There’s dignity in going hungry. At least, that’s the viewpoint of Michael Nutter, who is mayor of Philadelphia. Nutter has imposed a ban on feeding homeless people at sites on and near the Benjamin Franklin Parkway, and at all city parkland, including Love Park.

According to CBS News, Nutter explained that offering food to the hungry at public places in the City of Brotherly Love invites unsanitary conditions and robs the poor of their dignity.

“Providing to those who are hungry must not be about opening the car trunk, handing out a bunch of sandwiches, and then driving off into the dark and rainy night,” Nutter said. But if you’re planning a picnic, don’t worry: the ban does not apply to family gatherings.

A similar restriction is being implemented by New York’s mayor Bloomberg. As described in a New York Post article last week, the city’s Department of Homeless Services has imposed new rules on the nutritional content of food to be served at city shelters. Because food given to needy people by churches, synagogues, or individuals can’t be tested, it can’t be given away under the new rules, and all such food formerly given to city-run facilities will now be refused.

In New York, it has long been a practice of houses of worship to bring food to the city’s shelters. Now, that’s prohibited. The Post article by Jeff Stier notes, “DHS Commissioner Seth Diamond says the ban on food donations is consistent with Mayor Bloomberg’s emphasis on improving nutrition for all New Yorkers. A new interagency document controls what can be served at facilities — dictating serving sizes as well as salt, fat and calorie contents, plus fiber minimums and condiment recommendations.”

And: “Diamond insists that the institutional vendors hired by the shelters serve food that meets the rules but also tastes good; it just isn’t too salty. So, says the commissioner, the homeless really don’t need any of the synagogue’s food.”

That’s a lie, say long-time providers such as Glenn and Lenore Richter, who have been providing such food for more than a decade –– although they doesn’t use that word. And of course the personal interaction among cooks, donors, and recipients has a significant value which the Bloomberg bureaucrats probably have no ability to understand.

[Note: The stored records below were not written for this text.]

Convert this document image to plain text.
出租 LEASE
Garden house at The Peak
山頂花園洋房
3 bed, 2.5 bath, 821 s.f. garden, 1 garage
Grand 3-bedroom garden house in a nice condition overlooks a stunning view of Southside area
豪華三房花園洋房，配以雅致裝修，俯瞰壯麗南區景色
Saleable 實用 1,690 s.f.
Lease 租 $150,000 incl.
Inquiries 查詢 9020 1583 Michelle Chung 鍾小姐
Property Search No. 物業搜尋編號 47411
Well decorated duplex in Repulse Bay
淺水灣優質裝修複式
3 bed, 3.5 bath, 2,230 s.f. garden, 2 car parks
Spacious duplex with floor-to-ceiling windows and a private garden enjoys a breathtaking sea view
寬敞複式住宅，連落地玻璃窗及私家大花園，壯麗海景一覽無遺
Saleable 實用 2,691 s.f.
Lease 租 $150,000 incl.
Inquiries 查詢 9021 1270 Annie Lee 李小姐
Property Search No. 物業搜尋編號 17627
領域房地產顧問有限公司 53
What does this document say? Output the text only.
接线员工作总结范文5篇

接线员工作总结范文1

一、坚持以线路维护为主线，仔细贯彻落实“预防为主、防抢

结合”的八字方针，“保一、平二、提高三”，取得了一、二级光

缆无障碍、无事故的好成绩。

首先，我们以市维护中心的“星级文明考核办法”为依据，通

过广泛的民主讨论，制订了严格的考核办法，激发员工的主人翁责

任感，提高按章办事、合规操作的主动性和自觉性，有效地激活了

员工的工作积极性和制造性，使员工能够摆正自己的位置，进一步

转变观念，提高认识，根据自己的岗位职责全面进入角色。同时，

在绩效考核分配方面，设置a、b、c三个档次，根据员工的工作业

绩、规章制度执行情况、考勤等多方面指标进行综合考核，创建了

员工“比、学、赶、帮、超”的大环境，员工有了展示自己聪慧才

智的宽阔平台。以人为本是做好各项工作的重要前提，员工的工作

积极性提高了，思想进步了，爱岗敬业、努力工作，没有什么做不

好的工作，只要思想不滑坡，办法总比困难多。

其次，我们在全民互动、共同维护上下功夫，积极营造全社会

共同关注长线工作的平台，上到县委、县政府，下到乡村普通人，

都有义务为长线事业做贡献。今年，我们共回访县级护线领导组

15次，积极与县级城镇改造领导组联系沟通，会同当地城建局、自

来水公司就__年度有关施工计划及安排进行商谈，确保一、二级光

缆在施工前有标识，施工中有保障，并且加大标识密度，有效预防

Presumably, the “institutional vendors” will be able to increase their profits now, which is the main thing. And those who are hungry can rest assured that, although they will be deprived of the food formerly brought by people such as the Richters, they won’t be getting too much salt.

These examples are by no means isolated. Beginning with Las Vegas in 2006, American cities have been systematically barring the giving of food to hungry people unless it is by city agents and under controlled conditions.

Vegas ran into trouble with a federal judge by explicitly saying in its ordinance that it was impermissible to feed ‘the indigent.’ Since then, municipalities across America have been careful not to specify that the homeless are not to fed in public in their rules against feeding the homeless in public. As I mentioned in a Parallel World column on Christmas, My Father’s House, the city of Orlando, Florida, has been prosecuting the group Food Not Bombs for feeding soup to the homeless in public parks. Other such ordinances are in effect in Dallas, Houston, and numerous other cities, and where it is not completely prohibited, the rules under which it is regulated are generally impossible to comply with –– which is the point. Between 2006 and the present, the number of homeless in Las Vegas has doubled to about 20,000. Figures have ballooned comparably in other major cities.

Americans don’t want to see the homeless; they are an embarrassment. Any time a group or individual tries to provide food in a centralized location, urban authorities make sure it can’t happen. They do not care about their ‘nutrition’ in New York or their ‘dignity’ in Philadelphia. They don’t want the poor congregating. They want them to leave, or at least keep out of sight.

There’s something deeply disturbing about the spread of municipal ordinances designed to sever the connection between those in need and those whose generosity of spirit impels them to try to help. America is already in terrible trouble. The so-called ‘recovery’ which the President likes to brag about is a lie, as anyone who can’t find a job or has simply given up trying can testify. The stock market is what has ‘recovered.’ The bonuses have ‘recovered.’ The poor are worse off than ever and there are more of them.

The country’s teetering on the brink of a depression and there is no sign that the President or any of his rivals has the slightest idea how to fix it or the slightest inclination to do so even if they did.

If going hungry promotes dignity in Philadelphia, imagine how good it must be to starve to death.